Allowing remote logins with no passphrase is a security risk that may or may not be acceptable in your situation. Make sure you guard access to the backup server very carefully! If we wish to perform backup as another user, we could specify the other user instead of root for the source (i.e. user@example.com).
Now with this we have completed the basic configuration of rsnapshot.
6. Testing configuration file.
rsnapshot configtest
If all is well, it should say Syntax OK, or else the errors are shown. We have to use tabs in the config file and not spaces.
7. Test run of rsnapshot
rsnapshot -t hourly
This tells rsnapshot to simulate an “hourly” backup. It will print out the commands it will perform when it runs for real.

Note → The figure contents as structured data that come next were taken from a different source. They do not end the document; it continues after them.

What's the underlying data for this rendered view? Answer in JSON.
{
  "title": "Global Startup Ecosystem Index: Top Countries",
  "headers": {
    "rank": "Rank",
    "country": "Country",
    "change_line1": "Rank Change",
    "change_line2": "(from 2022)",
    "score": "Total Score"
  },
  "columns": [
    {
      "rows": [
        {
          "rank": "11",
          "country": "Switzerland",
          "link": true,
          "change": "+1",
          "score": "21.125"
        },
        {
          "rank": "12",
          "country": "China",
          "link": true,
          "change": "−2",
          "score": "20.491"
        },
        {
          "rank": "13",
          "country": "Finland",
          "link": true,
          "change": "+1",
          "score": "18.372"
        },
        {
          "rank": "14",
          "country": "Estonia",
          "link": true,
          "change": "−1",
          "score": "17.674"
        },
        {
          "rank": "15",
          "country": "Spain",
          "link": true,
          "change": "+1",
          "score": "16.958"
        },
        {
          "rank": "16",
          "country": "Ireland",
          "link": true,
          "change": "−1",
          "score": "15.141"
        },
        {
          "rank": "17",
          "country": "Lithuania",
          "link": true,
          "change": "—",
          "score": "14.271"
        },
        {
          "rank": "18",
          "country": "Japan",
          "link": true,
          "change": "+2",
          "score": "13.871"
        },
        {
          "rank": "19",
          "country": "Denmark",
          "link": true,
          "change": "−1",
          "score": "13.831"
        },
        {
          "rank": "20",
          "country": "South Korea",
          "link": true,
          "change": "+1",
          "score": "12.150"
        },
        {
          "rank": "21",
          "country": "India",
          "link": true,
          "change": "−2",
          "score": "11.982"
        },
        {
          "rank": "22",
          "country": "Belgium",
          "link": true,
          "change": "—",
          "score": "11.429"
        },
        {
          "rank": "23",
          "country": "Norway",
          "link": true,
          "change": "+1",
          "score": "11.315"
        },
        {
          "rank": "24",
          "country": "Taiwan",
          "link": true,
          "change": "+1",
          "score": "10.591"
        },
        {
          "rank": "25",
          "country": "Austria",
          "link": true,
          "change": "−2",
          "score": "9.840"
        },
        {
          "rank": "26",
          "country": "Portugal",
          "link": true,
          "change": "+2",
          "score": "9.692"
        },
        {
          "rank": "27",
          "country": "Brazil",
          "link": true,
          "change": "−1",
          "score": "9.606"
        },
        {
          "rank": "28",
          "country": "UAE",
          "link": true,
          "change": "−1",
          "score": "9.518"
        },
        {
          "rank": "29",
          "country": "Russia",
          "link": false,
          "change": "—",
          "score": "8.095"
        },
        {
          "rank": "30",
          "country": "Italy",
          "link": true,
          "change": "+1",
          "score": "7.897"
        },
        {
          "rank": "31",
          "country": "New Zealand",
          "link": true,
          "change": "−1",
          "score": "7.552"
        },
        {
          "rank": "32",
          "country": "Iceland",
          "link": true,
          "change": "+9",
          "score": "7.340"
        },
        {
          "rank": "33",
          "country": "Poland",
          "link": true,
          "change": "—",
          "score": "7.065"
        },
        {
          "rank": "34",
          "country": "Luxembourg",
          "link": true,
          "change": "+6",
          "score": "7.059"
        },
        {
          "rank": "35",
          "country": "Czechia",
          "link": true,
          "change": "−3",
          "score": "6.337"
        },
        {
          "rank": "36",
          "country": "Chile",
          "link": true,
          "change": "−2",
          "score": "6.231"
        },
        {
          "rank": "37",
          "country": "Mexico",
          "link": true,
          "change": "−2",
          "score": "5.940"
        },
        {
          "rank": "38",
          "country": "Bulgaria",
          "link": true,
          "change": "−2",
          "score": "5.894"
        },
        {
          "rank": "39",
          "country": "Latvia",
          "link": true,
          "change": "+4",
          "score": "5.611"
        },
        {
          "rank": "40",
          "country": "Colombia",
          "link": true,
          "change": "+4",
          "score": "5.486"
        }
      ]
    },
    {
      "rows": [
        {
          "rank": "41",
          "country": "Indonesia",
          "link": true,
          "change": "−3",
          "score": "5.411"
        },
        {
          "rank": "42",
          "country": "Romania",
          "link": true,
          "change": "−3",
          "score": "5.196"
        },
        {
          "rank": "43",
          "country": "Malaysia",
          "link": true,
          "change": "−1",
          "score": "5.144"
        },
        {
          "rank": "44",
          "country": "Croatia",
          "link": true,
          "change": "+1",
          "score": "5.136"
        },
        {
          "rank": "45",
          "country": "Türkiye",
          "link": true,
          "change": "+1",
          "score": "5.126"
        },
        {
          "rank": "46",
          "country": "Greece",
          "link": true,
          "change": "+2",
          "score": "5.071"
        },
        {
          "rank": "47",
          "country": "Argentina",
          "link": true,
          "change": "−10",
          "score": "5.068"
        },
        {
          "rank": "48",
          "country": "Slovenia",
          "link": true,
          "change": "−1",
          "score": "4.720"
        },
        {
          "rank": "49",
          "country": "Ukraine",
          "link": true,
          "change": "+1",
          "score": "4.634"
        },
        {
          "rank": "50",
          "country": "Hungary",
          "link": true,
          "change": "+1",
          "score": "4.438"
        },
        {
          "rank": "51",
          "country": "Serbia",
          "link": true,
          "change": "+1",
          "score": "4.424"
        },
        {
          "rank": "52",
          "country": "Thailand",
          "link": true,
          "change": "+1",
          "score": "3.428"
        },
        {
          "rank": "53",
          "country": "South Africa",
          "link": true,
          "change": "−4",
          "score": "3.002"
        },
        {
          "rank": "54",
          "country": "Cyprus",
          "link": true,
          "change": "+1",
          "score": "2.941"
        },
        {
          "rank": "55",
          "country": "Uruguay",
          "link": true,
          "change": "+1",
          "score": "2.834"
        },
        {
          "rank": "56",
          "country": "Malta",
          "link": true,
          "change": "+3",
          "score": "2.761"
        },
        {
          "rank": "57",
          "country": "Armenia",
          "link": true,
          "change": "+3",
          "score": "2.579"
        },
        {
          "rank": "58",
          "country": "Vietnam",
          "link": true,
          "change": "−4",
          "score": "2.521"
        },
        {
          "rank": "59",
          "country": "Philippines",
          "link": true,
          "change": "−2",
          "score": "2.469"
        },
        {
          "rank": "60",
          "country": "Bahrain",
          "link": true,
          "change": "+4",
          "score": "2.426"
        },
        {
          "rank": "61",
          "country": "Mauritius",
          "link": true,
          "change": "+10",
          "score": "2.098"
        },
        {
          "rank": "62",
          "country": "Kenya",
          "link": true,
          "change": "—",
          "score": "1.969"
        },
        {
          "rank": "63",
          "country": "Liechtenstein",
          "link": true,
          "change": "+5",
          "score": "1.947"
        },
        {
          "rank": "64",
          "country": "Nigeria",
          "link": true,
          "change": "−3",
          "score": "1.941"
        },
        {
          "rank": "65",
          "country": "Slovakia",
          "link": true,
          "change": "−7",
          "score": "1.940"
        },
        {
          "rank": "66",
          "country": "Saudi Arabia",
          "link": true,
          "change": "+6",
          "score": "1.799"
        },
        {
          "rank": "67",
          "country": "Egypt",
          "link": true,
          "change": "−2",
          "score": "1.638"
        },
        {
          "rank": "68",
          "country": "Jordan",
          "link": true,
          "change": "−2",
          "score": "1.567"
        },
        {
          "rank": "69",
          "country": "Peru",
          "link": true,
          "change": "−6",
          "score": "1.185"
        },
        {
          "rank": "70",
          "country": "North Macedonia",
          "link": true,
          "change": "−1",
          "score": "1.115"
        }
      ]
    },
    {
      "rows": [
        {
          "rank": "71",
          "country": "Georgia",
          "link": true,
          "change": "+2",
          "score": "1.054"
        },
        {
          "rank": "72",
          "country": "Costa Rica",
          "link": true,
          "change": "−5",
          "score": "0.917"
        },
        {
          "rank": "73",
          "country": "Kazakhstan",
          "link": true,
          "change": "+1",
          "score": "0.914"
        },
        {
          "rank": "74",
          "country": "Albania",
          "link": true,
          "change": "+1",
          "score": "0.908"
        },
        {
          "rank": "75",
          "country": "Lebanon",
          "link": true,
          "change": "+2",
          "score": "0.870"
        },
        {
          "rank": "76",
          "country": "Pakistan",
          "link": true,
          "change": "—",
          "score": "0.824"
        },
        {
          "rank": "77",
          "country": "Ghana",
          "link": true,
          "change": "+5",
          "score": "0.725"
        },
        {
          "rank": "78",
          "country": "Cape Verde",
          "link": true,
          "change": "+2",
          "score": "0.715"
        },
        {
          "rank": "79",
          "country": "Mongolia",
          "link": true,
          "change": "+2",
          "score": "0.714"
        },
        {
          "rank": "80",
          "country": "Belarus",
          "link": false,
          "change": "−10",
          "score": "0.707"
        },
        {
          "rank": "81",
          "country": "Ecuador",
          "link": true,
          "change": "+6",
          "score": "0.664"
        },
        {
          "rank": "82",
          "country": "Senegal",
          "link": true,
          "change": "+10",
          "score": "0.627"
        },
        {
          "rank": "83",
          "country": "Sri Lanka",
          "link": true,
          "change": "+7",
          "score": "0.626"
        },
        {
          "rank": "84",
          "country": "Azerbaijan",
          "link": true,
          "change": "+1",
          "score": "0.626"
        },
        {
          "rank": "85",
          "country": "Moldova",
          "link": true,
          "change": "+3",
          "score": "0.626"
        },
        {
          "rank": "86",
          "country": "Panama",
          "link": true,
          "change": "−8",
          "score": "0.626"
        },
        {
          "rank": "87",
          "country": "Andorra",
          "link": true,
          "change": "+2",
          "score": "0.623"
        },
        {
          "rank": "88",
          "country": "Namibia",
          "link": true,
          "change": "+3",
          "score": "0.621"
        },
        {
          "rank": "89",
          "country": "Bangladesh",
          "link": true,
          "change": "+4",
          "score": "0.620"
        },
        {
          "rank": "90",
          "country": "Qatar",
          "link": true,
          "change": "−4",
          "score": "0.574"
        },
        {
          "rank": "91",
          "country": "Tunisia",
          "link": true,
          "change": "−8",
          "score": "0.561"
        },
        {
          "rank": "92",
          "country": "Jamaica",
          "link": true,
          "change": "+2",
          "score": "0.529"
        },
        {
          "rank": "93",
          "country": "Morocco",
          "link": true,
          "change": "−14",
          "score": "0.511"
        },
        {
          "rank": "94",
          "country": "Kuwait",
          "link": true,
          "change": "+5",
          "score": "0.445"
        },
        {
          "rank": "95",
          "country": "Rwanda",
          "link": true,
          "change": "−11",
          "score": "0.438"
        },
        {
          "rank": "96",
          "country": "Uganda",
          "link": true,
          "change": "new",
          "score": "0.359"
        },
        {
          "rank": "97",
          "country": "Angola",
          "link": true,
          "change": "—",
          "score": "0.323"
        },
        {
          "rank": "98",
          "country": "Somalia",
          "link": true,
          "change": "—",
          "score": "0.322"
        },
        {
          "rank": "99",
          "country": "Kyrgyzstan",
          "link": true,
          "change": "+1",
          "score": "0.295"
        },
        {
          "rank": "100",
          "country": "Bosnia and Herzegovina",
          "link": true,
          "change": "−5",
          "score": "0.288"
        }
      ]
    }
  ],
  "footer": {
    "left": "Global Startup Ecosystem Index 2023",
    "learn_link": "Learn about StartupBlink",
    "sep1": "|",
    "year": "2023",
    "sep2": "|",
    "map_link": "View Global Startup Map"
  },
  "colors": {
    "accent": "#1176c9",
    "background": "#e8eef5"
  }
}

Automating rsnapshot using cron job

Edit root’s crontab by command
crontab -e
Add the following entries,
0 */4 * * * /usr/local/bin/rsnapshot hourly
30 23 * * * /usr/local/bin/rsnapshot daily
Cron should be timed in a way that the hourly backup is finished before performing the daily backup.

How it works

All backups are stored in the snapshot directory. New directories inside the snapshot root are created when rsnapshot hourly and weekly are run. Thus when rsnapshot hourly is run 6 times, the directories with name hourly.0, hourly.1, ….hourly.5 are created. Similarly when rsnapshot weekly is run, 7 new directories are created namely weekly.0, weekly.1, weekly.2 till weekly.6.
Each subsequent time rsnapshot is run with the hourly command, it will rotate the hourly.X directories, and then “copy” the contents of the hourly.0 directory (using hard links) into hourly.1.
When rsnapshot daily is run, it will rotate all the daily.X directories, then copy the contents of hourly.5 into daily.0.
hourly.0 will always contain the most recent snapshot, and daily.6 will always contain a snapshot from a week ago.
Unless the files change between snapshots, the “full” backups are really just multiple hard links to the same files.
That is how rsnapshot saves disk space. If the file changes at any point, the next backup will unlink the hard link in hourly.0, and replace it with a brand new file.
When weekly, monthly, and yearly intervals defined (in that order), the weekly ones would get updated directly from the filesystem, the monthly ones would get updated from weekly, and the yearly ones would get updated from monthly.

Conclusion

When the aforesaid instructions are followed, rsnapshot installation is quite simple and is very efficient in performing automatic backups of your system. The amount of disk space taken up will be equal to one full backup, plus an additional copy of every file that is changed.